La « mission d’évaluation relative aux conseillers techniques sportifs [CTS] » avait été lancée en janvier. Elle est d’une actualité brûlante depuis la demande faite par Matignon de supprimer 1 600 postes d’ici à 2022 en ciblant les CTS.
Dévoilée par la presse en septembre, cette requête avait suscité une levée de boucliers dans le sport français, et Roxana Maracineanu, fraîchement nommée, avait corrigé le tir en affirmant que tout ou partie des 1 574 CTS changeraient de statut pour passer sous celui des fédérations.
Depuis, le flou le plus total règne sur l’avenir de ces agents du ministère détachés dans les fédérations sportives. Lors de ses vœux pour 2019, la ministre des sports a affirmé que la question n’était pas tranchée. Une incertitude compréhensible, compte tenu de ce rapport qui préconise un relatif statu quo au moins jusqu’en 2024.
« L’efficience du dispositif ne peut être contestée »
La mission « constate (…) que l’efficience du dispositif ne peut être contestée, au regard du caractère central de l’intervention des CTS »,peut-on lire dans le rapport.
Les inspecteurs soulignent « l’investissement professionnel fort et atypique de ces agents », mais estiment que leurs activités sont trop hétérogènes et que leurs effectifs « devraient être rationalisés, leur répartition objectivée, leur pilotage et la gestion de leurs parcours professionnels améliorés ».
La mission ne fait pas de lien statistique direct entre le nombre de CTS par fédération et leur nombre de médailles ni avec leur nombre de licenciés.
Elle estime cependant que leur impact est« fondamental » sur le sport de haut niveau en France.
« Ils constituent la cheville ouvrière du sport de haut niveau et du développement des pratiques sportives, en particulier pour le développement des nouvelles disciplines et pour l’accès à la pratique sportive des publics les plus éloignés », écrivent les inspecteurs.

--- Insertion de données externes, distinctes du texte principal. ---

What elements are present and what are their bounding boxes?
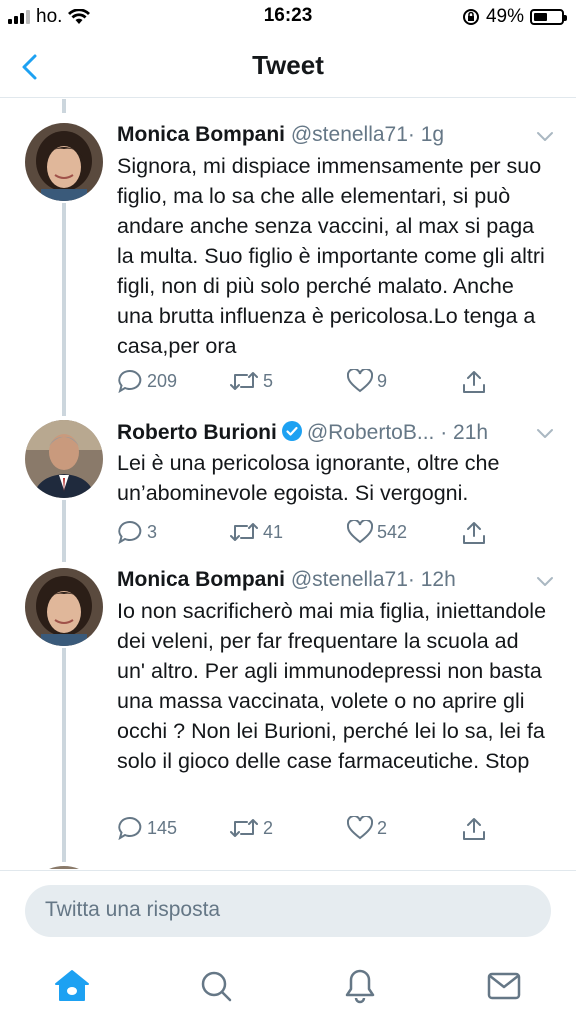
reply-button[interactable]: 145 [117, 816, 177, 840]
author-name[interactable]: Roberto Burioni [117, 421, 277, 444]
author-handle[interactable]: @RobertoB... [307, 421, 435, 444]
thread-line [62, 648, 66, 848]
reply-icon [118, 369, 142, 393]
share-icon [463, 818, 485, 840]
tweet-time: · 12h [407, 568, 456, 591]
reply-count: 3 [147, 521, 158, 542]
battery-icon [530, 9, 567, 25]
tweet-text: Lei è una pericolosa ignorante, oltre ch… [117, 451, 500, 505]
like-count: 9 [377, 370, 388, 391]
thread-line [62, 99, 66, 113]
notifications-icon [345, 969, 375, 1004]
thread-line [62, 848, 66, 862]
avatar[interactable] [25, 866, 103, 869]
like-button[interactable]: 542 [347, 520, 407, 544]
tab-notifications[interactable] [340, 966, 380, 1006]
tweet-time: · 1g [407, 123, 445, 146]
navigation-bar: Tweet [0, 34, 576, 98]
tweet-thread[interactable]: Monica Bompani @stenella71· 1g Signora, … [0, 99, 576, 869]
tab-home[interactable] [52, 966, 92, 1006]
thread-line [62, 402, 66, 416]
tweet-header: Roberto Burioni @RobertoB... · 21h [117, 420, 556, 448]
tweet-text: Signora, mi dispiace immensamente per su… [117, 154, 545, 358]
retweet-count: 41 [263, 521, 284, 542]
author-name[interactable]: Monica Bompani [117, 123, 285, 146]
reply-icon [118, 520, 142, 544]
tweet-actions: 209 5 9 [117, 369, 546, 397]
status-right: 49% [462, 6, 567, 28]
verified-badge-icon [281, 421, 302, 441]
retweet-icon [230, 819, 258, 837]
avatar[interactable] [25, 568, 103, 646]
share-icon [463, 522, 485, 544]
thread-line [62, 548, 66, 562]
chevron-down-icon[interactable] [534, 570, 556, 592]
like-button[interactable]: 9 [347, 369, 387, 393]
heart-icon [347, 816, 373, 840]
tweet-header: Monica Bompani @stenella71· 1g [117, 123, 556, 151]
share-button[interactable] [461, 369, 487, 395]
author-handle[interactable]: @stenella71 [291, 568, 408, 591]
search-icon [201, 971, 232, 1002]
tweet-header: Monica Bompani @stenella71· 12h [117, 568, 556, 596]
reply-icon [118, 816, 142, 840]
heart-icon [347, 520, 373, 544]
tweet-text: Io non sacrificherò mai mia figlia, inie… [117, 599, 547, 773]
thread-line [62, 203, 66, 402]
retweet-icon [230, 372, 258, 390]
share-button[interactable] [461, 520, 487, 546]
like-count: 2 [377, 817, 388, 838]
reply-bar: Twitta una risposta [0, 870, 576, 950]
chevron-down-icon[interactable] [534, 422, 556, 444]
page-title: Tweet [252, 50, 324, 80]
heart-icon [347, 369, 373, 393]
retweet-button[interactable]: 5 [229, 369, 273, 393]
retweet-button[interactable]: 2 [229, 816, 273, 840]
tweet-actions: 145 2 2 [117, 816, 546, 844]
home-icon [55, 970, 89, 1001]
messages-icon [487, 972, 521, 1000]
thread-line [62, 500, 66, 548]
retweet-icon [230, 523, 258, 541]
like-count: 542 [377, 521, 408, 542]
status-bar: ho. 16:23 49% [0, 0, 576, 34]
orientation-lock-icon [462, 9, 479, 25]
battery-percentage: 49% [485, 6, 524, 27]
reply-input[interactable]: Twitta una risposta [25, 885, 551, 937]
tweet-item[interactable]: Monica Bompani @stenella71· 1g Signora, … [0, 99, 576, 402]
retweet-count: 2 [263, 817, 274, 838]
author-name[interactable]: Monica Bompani [117, 568, 285, 591]
avatar[interactable] [25, 420, 103, 498]
retweet-button[interactable]: 41 [229, 520, 283, 544]
tweet-actions: 3 41 542 [117, 520, 546, 548]
avatar[interactable] [25, 123, 103, 201]
reply-button[interactable]: 3 [117, 520, 157, 544]
tab-messages[interactable] [484, 966, 524, 1006]
chevron-down-icon[interactable] [534, 125, 556, 147]
retweet-count: 5 [263, 370, 274, 391]
reply-count: 209 [147, 370, 178, 391]
tab-search[interactable] [196, 966, 236, 1006]
reply-count: 145 [147, 817, 178, 838]
tweet-item-partial[interactable] [0, 848, 576, 869]
author-handle[interactable]: @stenella71 [291, 123, 408, 146]
like-button[interactable]: 2 [347, 816, 387, 840]
share-button[interactable] [461, 816, 487, 842]
reply-button[interactable]: 209 [117, 369, 177, 393]
share-icon [463, 371, 485, 393]
tab-bar [0, 950, 576, 1024]
tweet-item[interactable]: Monica Bompani @stenella71· 12h Io non s… [0, 548, 576, 848]
tweet-item[interactable]: Roberto Burioni @RobertoB... · 21h Lei è … [0, 402, 576, 548]
tweet-time: · 21h [440, 421, 489, 444]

Et leurs prédictions sont alarmistes dans l’éventualité où le gouvernement s’aventurerait à modifier substantiellement le statut et les missions des CTS.

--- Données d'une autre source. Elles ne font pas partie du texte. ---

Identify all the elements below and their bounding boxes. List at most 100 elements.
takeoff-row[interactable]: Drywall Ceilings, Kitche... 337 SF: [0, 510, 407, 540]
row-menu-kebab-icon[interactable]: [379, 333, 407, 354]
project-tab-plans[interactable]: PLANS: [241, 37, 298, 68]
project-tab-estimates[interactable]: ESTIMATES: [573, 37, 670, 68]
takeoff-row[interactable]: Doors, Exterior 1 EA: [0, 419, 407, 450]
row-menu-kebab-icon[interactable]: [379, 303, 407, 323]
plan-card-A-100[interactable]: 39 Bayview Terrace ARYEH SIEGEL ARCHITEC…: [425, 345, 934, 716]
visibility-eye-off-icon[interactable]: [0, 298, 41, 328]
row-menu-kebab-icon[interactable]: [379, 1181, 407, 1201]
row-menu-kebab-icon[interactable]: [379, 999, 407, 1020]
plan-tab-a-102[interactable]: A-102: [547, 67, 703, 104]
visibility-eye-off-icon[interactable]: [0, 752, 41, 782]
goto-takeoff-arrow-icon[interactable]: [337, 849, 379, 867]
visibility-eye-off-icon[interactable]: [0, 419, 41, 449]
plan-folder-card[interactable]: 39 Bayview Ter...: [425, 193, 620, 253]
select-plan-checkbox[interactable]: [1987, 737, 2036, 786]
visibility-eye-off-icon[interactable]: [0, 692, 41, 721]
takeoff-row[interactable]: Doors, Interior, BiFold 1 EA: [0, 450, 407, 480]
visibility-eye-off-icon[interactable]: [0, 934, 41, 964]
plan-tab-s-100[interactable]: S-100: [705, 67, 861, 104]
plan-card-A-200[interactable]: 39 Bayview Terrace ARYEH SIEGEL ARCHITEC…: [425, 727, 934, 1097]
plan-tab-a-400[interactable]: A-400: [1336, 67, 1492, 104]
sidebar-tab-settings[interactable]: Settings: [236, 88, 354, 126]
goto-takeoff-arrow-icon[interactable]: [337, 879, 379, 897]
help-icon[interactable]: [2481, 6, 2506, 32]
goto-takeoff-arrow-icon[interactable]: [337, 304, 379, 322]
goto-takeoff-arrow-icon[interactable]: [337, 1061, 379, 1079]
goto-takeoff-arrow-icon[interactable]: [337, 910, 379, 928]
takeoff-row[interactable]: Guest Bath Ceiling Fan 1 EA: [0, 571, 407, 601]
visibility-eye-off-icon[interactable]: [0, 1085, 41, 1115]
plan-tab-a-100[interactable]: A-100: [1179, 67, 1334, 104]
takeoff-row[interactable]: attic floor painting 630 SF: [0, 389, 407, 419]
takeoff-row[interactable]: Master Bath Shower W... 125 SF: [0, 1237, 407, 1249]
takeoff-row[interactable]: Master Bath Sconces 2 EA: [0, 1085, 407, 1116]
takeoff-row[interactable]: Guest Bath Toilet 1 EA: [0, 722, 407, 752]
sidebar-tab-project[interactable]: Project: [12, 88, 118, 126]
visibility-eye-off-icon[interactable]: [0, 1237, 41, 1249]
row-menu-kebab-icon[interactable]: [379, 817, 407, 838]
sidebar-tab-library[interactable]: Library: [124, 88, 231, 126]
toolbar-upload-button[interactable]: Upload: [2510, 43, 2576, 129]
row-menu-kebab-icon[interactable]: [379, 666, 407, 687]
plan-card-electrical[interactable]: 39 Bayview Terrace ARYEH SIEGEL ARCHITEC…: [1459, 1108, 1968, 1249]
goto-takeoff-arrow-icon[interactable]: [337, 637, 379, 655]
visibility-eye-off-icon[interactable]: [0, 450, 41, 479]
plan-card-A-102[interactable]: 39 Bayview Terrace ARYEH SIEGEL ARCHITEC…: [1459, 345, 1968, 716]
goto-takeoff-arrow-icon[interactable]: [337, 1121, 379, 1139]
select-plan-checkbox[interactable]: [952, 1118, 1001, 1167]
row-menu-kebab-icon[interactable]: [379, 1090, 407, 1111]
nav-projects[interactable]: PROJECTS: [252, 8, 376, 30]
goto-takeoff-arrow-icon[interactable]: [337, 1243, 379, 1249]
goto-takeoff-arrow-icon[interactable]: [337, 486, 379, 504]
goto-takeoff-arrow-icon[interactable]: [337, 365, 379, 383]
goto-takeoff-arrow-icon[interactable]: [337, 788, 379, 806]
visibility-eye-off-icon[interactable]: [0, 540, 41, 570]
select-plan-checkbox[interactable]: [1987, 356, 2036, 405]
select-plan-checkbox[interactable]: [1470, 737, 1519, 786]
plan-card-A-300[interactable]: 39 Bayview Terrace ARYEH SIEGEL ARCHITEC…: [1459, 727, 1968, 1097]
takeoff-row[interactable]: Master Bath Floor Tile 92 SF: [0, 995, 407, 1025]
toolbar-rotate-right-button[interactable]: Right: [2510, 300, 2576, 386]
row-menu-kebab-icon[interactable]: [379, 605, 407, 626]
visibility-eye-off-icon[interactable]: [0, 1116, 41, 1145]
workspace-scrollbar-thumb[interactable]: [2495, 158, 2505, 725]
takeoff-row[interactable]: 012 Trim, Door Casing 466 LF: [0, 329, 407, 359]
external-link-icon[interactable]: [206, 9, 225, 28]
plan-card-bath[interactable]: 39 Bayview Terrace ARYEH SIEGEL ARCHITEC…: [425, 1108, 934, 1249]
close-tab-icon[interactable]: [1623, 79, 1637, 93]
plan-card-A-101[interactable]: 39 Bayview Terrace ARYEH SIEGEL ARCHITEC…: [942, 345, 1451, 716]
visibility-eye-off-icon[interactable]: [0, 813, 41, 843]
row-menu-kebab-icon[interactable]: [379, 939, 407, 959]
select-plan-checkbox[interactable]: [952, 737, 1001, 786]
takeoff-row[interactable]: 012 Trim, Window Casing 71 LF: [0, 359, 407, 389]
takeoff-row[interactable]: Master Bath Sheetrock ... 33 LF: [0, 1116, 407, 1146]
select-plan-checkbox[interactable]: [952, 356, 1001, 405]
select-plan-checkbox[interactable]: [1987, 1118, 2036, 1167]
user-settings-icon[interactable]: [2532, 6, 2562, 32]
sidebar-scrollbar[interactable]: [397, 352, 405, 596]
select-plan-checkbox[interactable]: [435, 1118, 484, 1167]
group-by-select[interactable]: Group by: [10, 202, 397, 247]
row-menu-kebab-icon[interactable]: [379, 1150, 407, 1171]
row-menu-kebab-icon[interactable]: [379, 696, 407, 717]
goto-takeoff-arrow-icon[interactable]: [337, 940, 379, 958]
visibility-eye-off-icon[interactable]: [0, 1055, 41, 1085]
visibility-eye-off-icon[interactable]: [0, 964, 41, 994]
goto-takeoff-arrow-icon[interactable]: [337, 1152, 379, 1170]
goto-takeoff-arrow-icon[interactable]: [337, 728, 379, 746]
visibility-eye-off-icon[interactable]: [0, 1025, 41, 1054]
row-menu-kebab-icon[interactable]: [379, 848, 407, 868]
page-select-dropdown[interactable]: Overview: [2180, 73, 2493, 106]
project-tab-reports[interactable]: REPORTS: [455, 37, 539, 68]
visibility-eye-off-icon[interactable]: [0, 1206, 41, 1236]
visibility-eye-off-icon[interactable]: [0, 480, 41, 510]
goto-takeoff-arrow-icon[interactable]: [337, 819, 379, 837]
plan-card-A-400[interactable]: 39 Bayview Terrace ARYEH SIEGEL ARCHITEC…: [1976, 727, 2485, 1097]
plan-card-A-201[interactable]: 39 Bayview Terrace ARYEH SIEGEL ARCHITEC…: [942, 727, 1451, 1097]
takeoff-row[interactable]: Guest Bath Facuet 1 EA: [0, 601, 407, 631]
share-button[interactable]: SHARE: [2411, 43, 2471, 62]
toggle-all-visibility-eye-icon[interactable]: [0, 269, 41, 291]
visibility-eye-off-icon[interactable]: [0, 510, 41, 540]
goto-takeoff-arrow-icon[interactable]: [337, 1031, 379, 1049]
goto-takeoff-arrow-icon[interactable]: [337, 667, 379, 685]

« Dans le contexte de la préparation des équipes de France aux JOP [Jeux olympiques et paralympiques] de Tokyo 2020 et de Paris 2024, la mission recommande en conséquence d’écarter tout scénario de rupture, compte tenu des responsabilités essentielles que les CTS jouent dans le pilotage et la mise en œuvre des projets de performance fédérale, pour l’ensemble des fonctions de référence. (…) L’application d’un scénario de rupture aurait, sans aucun doute, des conséquences majeures pour celles-ci. »
Et le rapport de poursuivre :
« Elles pourraient notamment se traduire par une désorganisation totale du dispositif actuel de performance sportive français, avec la fermeture de structures, la disparition des ressources d’encadrement et d’entraînement des équipes de France et des sportifs de haut niveau et la dégradation complète des dispositifs de détection et d’optimisation des performances. La modification du mode de gestion des CTS, quant à elle (…) constituerait toutefois une prise de risque disproportionnée par rapport aux enjeux sportifs des deux rendez-vous olympiques à venir. »
Le transfert aux fédérations impossible ou trop coûteux
Concernant le transfert des CTS aux fédérations, et donc leur changement de statut, les inspecteurs jugent qu’il n’est pas a priori envisageable d’un point de vue constitutionnel. Le simple détachement de ces fonctionnaires sur des contrats de droit privé, pourvu qu’ils en soient d’accord, est « la seule solution envisageable » mais « présente des difficultés juridiques, (…) serait coûteuse pour l’Etat et présenterait de réelles contraintes de gestion ».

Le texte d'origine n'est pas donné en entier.